MARIA GORETTI: Eu compro os itens da semana no supermercado e mostro a nota fiscal pras pessoas. Quando alguém pode “cobrir um item” (dizer, por exemplo, que vai pagar o leite da semana ou a mortadela, ou o pão) eu pego o dinheiro da pessoa, circulo o item doado na notinha e escrevo o nome da pessoa que doou. O custo geral é de mais ou menos R$ 600,00 por semana.

Quais são as principais dificuldades que vocês estão encontrando para continuar prestando esta ação social?

MARIA GORETTI: É grande a adesão para doações dos itens e para montar os sanduíches lá em casa toda noite, mas é difícil encontrar pessoas que possam sair do trabalho no meio da manhã para fazer a distribuição aos sem-teto. Por isso peço pra quem tiver um grupo de 4 pessoas e puder ficar responsável de forma fixa por algum dia da semana, eu agradeceria muito.

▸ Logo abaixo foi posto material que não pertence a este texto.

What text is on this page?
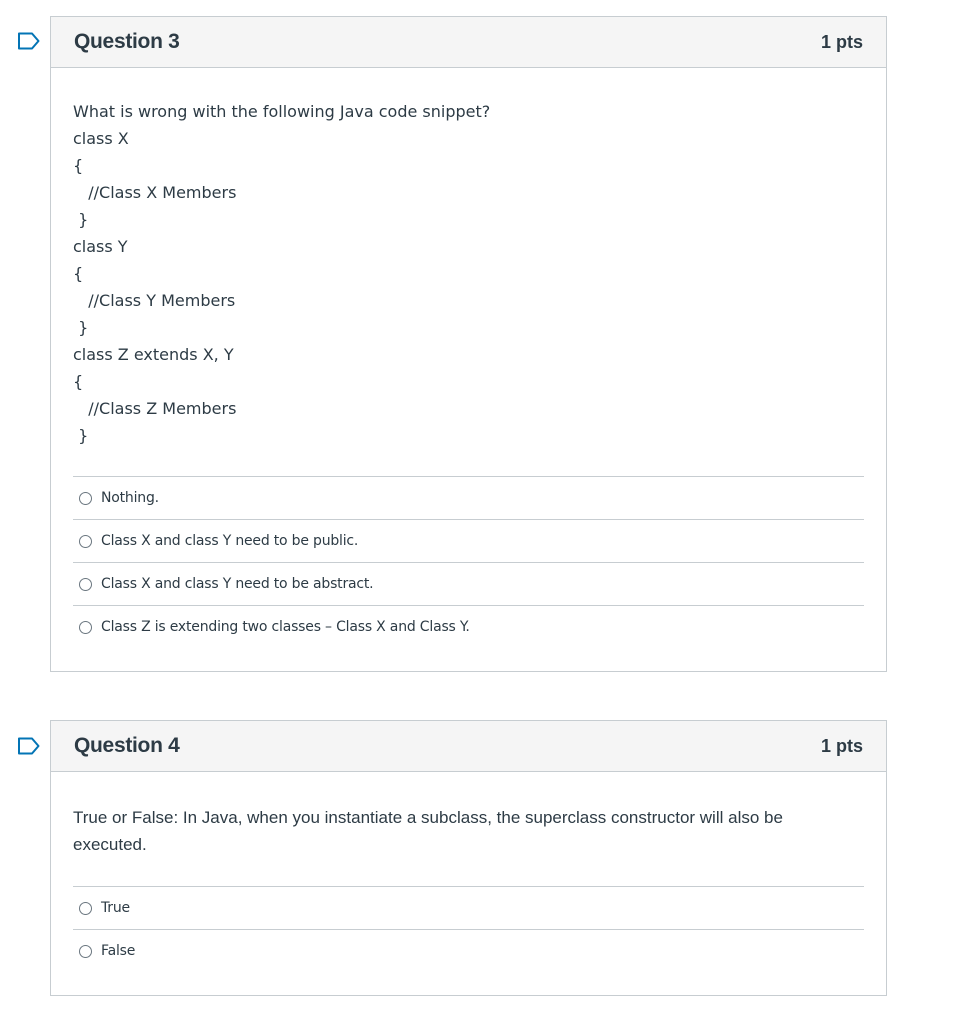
Question 3	1 pts

What is wrong with the following Java code snippet?

class X

{

//Class X Members

}

class Y

{

//Class Y Members

}

class Z extends X, Y

{

//Class Z Members

}

Nothing.
Class X and class Y need to be public.
Class X and class Y need to be abstract.
Class Z is extending two classes – Class X and Class Y.
Question 4	1 pts

True or False: In Java, when you instantiate a subclass, the superclass constructor will also be executed.

True
False
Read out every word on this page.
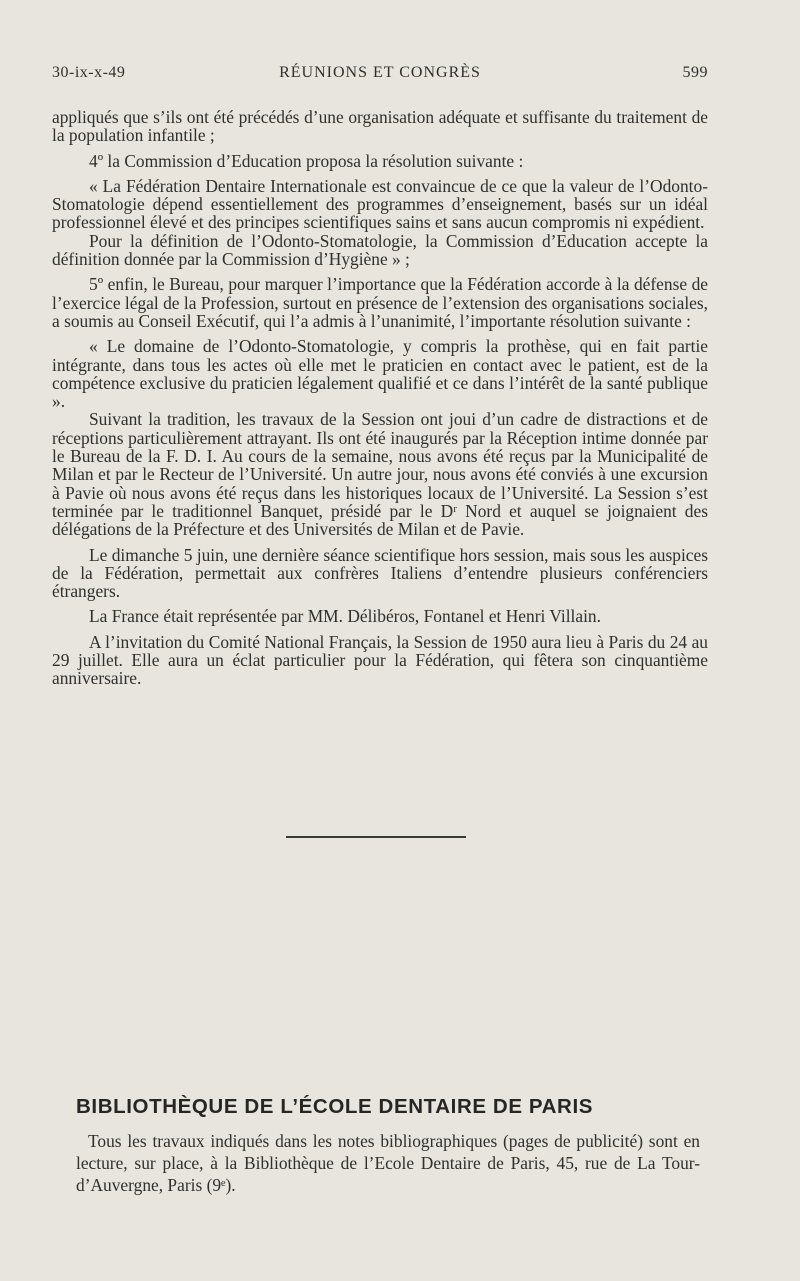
30-ix-x-49	RÉUNIONS ET CONGRÈS	599

appliqués que s’ils ont été précédés d’une organisation adéquate et suffisante du traitement de la population infantile ;

4º la Commission d’Education proposa la résolution suivante :

« La Fédération Dentaire Internationale est convaincue de ce que la valeur de l’Odonto-Stomatologie dépend essentiellement des programmes d’enseignement, basés sur un idéal professionnel élevé et des principes scientifiques sains et sans aucun compromis ni expédient.

Pour la définition de l’Odonto-Stomatologie, la Commission d’Education accepte la définition donnée par la Commission d’Hygiène » ;

5º enfin, le Bureau, pour marquer l’importance que la Fédération accorde à la défense de l’exercice légal de la Profession, surtout en présence de l’extension des organisations sociales, a soumis au Conseil Exécutif, qui l’a admis à l’unanimité, l’importante résolution suivante :

« Le domaine de l’Odonto-Stomatologie, y compris la prothèse, qui en fait partie intégrante, dans tous les actes où elle met le praticien en contact avec le patient, est de la compétence exclusive du praticien légalement qualifié et ce dans l’intérêt de la santé publique ».

Suivant la tradition, les travaux de la Session ont joui d’un cadre de distractions et de réceptions particulièrement attrayant. Ils ont été inaugurés par la Réception intime donnée par le Bureau de la F. D. I. Au cours de la semaine, nous avons été reçus par la Municipalité de Milan et par le Recteur de l’Université. Un autre jour, nous avons été conviés à une excursion à Pavie où nous avons été reçus dans les historiques locaux de l’Université. La Session s’est terminée par le traditionnel Banquet, présidé par le Dʳ Nord et auquel se joignaient des délégations de la Préfecture et des Universités de Milan et de Pavie.

Le dimanche 5 juin, une dernière séance scientifique hors session, mais sous les auspices de la Fédération, permettait aux confrères Italiens d’entendre plusieurs conférenciers étrangers.

La France était représentée par MM. Délibéros, Fontanel et Henri Villain.

A l’invitation du Comité National Français, la Session de 1950 aura lieu à Paris du 24 au 29 juillet. Elle aura un éclat particulier pour la Fédération, qui fêtera son cinquantième anniversaire.

BIBLIOTHÈQUE DE L’ÉCOLE DENTAIRE DE PARIS

Tous les travaux indiqués dans les notes bibliographiques (pages de publicité) sont en lecture, sur place, à la Bibliothèque de l’Ecole Dentaire de Paris, 45, rue de La Tour-d’Auvergne, Paris (9ᵉ).
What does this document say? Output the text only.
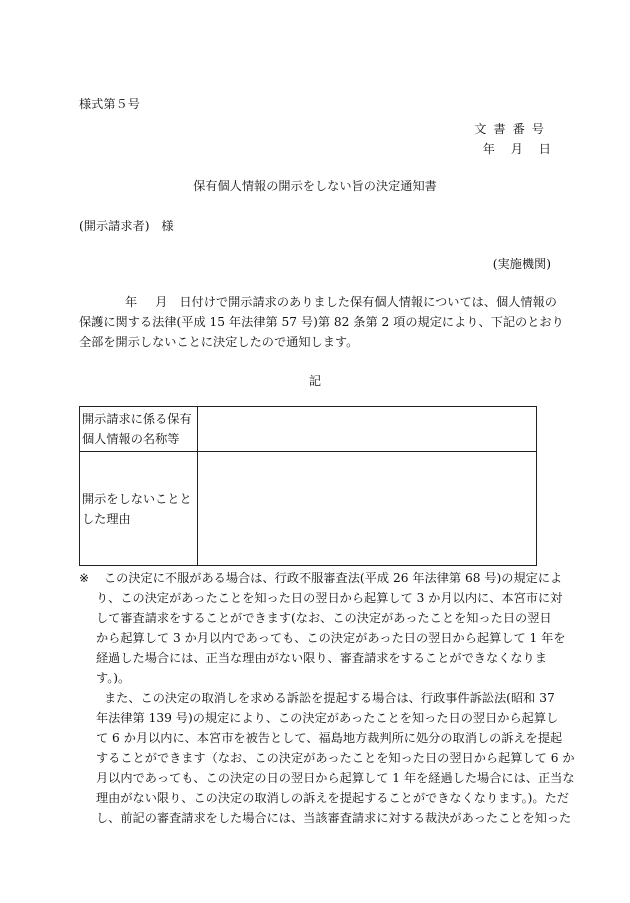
様式第５号
文書番号
年 月 日
保有個人情報の開示をしない旨の決定通知書
(開示請求者) 様
(実施機関)
年 月 日付けで開示請求のありました保有個人情報については、個人情報の
保護に関する法律(平成 15 年法律第 57 号)第 82 条第 2 項の規定により、下記のとおり
全部を開示しないことに決定したので通知します。
記
開示請求に係る保有
個人情報の名称等	

開示をしないことと
した理由	

※ この決定に不服がある場合は、行政不服審査法(平成 26 年法律第 68 号)の規定によ
り、この決定があったことを知った日の翌日から起算して 3 か月以内に、本宮市に対
して審査請求をすることができます(なお、この決定があったことを知った日の翌日
から起算して 3 か月以内であっても、この決定があった日の翌日から起算して 1 年を
経過した場合には、正当な理由がない限り、審査請求をすることができなくなりま
す。)。
また、この決定の取消しを求める訴訟を提起する場合は、行政事件訴訟法(昭和 37
年法律第 139 号)の規定により、この決定があったことを知った日の翌日から起算し
て 6 か月以内に、本宮市を被告として、福島地方裁判所に処分の取消しの訴えを提起
することができます（なお、この決定があったことを知った日の翌日から起算して 6 か
月以内であっても、この決定の日の翌日から起算して 1 年を経過した場合には、正当な
理由がない限り、この決定の取消しの訴えを提起することができなくなります。)。ただ
し、前記の審査請求をした場合には、当該審査請求に対する裁決があったことを知った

Claro que quem puder doar os itens ou ficar responsável pela montagem seria muito bem vindo também. Mas o problema urgente tem sido a disponibilidade em horário comercial pra entrega das doações. Quem puder ajudar de alguma forma, entre em contato pelo telefone 22 997374134

Apesar do alto valor social desta iniciativa, já li críticas ao que vocês estão fazendo. O que você teria a responder a quem tem criticado esta iniciativa?

MARIA GORETTI: Diria que quem não tem consciência social, por favor, não atrapalhe quem tem.

Há algo mais que você gostaria de falar e que eu não perguntei?

MARIA GORETTI: Queria pedir à Prefeitura de Campos dos Goytacazes para que, se tiver planos de cumprir o que prometeu na campanha (prometeu não acabar com os programas sociais que estavam em curso), por favor, dê uma data para a reabertura do restaurante. Isso nos ajudaria muito a organizar as doações e os voluntários até essa data. Temos pessoas conscientes dentro da prefeitura e tenho certeza que essas pessoas estão tentando reaver os programas sociais para honrar os votos que receberam, para não manchar sua biografia e principalmente porque tem vocação pró-social mesmo.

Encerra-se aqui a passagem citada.